Modern code reads differently from ES5. If your reflexes are still var that = this and arguments[0], you'll feel slower in any codebase. Worse, you'll write code that pattern-matches to "junior" in review without anyone naming why.

What to learn

  • const vs let (and why you almost never use var)
  • Arrow functions and their lexical this
  • Template literals and tagged templates
  • Destructuring: object, array, defaults, rename, rest
  • Spread (...) for arrays, objects, and function args
  • Optional chaining (?.) and nullish coalescing (??)
  • Array methods: map, filter, reduce, find, flatMap

Common pitfall

Using arrow functions everywhere, including class methods that need their own this.

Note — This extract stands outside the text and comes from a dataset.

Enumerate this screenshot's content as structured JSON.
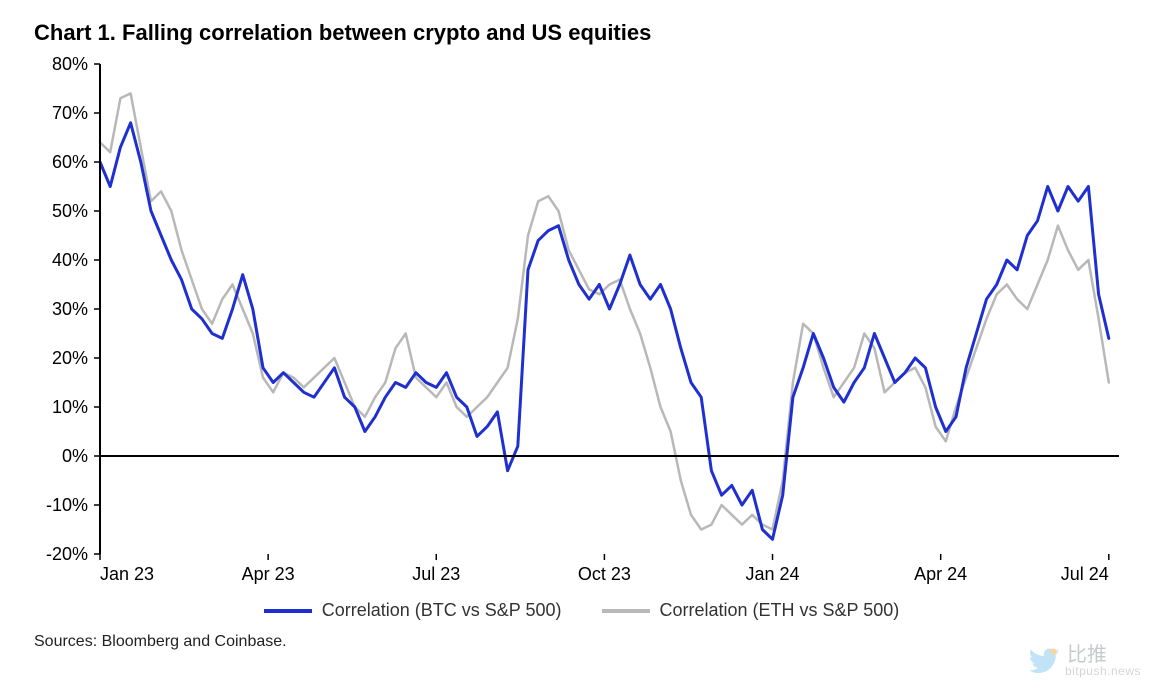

Arrows inherit this from the enclosing scope — fine for callbacks, broken for object methods that expect to receive their own context. Use the right tool for each job.

Resources

Primary (free):

Practice

Take an old JS file (or write a deliberately verbose one) and modernize it. Replace function() {} with arrows where it fits, switch var to const/let, destructure parameters, replace && chains with ?.. Done when the file is at least 20% shorter and reads cleaner.

Outcomes

  • Refactor an ES5 codebase to modern syntax without breaking behavior.
  • Pick const over let by default, and explain when let is necessary.
  • Use destructuring + defaults to clean up function signatures.
  • Read modern code (?., ??, spread) and parse intent at a glance.